Que pensez-vous du départ d'Amandine Henry aux Etats-Unis ?
Je comprends cette envie. Alors forcément en tant que joueuse lyonnaise, j'aurai aimé qu'elle reste. Mais je peux comprendre l'envie de voir autre chose, un autre championnat. Je pense aussi à Elise (Bussaglia) qui est partie à Wolfsburg, le championnat en Allemagne comme celui aux Etats-Unis sont beaucoup plus homogènes. Tous les matchs vont être d'une grosse intensité et difficile, ce qui n'est pas le cas encore en France malheureusement. Cela peut lui faire franchir un palier au niveau de son volume de jeu. Il y aura aussi la répétition des efforts mais elle est encore jeune, elle peut progresser dans ce domaine-là.

Cela sera bénéfique pour la sélection aussi...
Oui, après il faudra gérer les décalages horaires et les voyages. On en a discuté, mais un championnat comme là-bas, elle va encore prendre plus confiance en elle. Franchement, cela ne sera que un plus pour l'équipe de France.

La précurseure Marinette Pichon avait déjà en son temps apporté aux Bleues.

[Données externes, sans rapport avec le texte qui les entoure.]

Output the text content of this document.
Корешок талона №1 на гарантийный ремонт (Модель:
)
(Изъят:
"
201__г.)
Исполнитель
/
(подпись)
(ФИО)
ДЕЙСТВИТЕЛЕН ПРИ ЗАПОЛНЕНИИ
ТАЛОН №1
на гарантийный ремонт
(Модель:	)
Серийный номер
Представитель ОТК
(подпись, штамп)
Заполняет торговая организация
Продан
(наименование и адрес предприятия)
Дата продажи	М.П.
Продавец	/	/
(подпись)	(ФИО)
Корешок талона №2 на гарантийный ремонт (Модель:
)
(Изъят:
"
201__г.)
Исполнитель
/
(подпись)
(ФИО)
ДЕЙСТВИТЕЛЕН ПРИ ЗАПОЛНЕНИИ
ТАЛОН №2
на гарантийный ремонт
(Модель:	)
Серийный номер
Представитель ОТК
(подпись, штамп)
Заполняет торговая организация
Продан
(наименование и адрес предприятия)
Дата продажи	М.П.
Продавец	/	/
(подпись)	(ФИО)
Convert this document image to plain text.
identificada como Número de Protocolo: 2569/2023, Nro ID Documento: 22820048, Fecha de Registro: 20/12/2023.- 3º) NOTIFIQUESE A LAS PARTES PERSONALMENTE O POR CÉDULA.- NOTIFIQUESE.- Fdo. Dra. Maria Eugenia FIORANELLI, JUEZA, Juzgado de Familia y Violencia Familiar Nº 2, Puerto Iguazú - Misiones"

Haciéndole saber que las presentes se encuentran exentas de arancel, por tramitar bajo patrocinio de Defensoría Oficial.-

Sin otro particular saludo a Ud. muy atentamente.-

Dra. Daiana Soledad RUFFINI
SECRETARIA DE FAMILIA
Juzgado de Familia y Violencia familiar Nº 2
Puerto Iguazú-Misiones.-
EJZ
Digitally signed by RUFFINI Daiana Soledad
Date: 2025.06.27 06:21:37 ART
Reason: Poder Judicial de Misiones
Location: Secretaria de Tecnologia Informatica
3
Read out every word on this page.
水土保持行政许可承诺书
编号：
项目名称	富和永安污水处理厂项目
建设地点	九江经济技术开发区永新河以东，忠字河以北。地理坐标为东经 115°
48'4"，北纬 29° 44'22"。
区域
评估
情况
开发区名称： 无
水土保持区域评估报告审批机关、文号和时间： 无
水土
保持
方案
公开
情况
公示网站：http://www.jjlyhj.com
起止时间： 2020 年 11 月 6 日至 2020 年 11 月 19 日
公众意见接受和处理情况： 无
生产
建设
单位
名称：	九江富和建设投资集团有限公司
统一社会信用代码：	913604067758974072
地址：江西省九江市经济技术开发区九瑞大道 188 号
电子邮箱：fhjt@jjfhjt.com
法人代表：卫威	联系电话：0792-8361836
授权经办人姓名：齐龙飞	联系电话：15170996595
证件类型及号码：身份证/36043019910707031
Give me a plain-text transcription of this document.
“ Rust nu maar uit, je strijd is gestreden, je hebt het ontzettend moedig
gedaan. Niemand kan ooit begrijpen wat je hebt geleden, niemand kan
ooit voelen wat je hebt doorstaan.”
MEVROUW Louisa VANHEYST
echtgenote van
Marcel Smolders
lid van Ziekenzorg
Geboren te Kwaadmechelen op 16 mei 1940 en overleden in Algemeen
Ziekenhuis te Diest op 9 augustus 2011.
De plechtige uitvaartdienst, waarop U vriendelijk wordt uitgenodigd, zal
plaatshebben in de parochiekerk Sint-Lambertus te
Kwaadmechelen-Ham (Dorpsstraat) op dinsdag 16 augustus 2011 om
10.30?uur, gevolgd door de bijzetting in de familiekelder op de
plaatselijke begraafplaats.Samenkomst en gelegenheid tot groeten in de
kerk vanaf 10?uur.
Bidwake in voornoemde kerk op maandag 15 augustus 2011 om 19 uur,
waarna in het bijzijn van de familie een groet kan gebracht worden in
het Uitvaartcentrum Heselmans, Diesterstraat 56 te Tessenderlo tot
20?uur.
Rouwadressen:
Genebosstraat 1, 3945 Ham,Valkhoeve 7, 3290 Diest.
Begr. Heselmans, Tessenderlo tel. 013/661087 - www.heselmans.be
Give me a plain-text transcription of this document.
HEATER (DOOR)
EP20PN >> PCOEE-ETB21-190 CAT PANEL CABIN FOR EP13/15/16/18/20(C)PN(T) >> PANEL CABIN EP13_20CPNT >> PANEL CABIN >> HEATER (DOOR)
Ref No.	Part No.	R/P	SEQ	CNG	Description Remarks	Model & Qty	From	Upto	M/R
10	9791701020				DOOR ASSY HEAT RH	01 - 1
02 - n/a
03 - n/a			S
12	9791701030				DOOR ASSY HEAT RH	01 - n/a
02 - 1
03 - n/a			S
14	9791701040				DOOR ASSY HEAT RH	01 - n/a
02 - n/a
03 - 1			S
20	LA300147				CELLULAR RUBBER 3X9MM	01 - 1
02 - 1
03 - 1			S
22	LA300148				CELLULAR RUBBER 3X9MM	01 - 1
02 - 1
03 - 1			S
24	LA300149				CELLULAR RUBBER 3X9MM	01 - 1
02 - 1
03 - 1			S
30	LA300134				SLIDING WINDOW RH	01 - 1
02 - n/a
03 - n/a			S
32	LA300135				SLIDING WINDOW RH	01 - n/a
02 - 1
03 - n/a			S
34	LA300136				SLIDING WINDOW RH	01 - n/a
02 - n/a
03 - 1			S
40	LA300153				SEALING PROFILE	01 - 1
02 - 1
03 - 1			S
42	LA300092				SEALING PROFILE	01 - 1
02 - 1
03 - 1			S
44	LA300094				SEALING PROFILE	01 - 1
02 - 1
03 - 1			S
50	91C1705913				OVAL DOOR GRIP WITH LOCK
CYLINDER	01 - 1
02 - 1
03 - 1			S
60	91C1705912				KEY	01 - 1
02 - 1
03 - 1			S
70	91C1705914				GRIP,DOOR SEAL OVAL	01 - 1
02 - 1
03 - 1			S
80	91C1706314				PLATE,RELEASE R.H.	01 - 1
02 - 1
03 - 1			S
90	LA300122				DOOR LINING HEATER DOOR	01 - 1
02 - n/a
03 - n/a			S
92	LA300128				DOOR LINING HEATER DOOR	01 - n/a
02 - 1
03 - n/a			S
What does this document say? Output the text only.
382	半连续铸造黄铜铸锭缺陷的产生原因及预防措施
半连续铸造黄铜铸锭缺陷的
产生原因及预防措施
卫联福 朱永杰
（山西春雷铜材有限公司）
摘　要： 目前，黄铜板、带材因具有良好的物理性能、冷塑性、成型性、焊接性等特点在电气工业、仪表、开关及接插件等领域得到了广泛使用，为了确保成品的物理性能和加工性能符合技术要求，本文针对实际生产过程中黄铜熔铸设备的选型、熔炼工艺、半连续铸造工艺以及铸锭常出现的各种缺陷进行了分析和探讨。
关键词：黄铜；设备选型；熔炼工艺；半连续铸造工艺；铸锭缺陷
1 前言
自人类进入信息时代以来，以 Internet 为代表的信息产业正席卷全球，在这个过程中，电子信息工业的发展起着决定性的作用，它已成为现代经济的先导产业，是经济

Je me rappelle que quand elle avait été aux Etats-Unis, elle avait franchi un palier. Cela pourrait être bénéfique pour nos attaquantes aussi même si je veux qu'Eugénie reste à Lyon (rire), on a besoin d'elle. Mais c'est vrai que là-bas, on a moins d'occasions. En France, on a dix occasions donc on arrive toujours à en mettre une alors que là-bas, ça se joue sur peu de choses, il faut donc arriver à être décisive au moment opportun.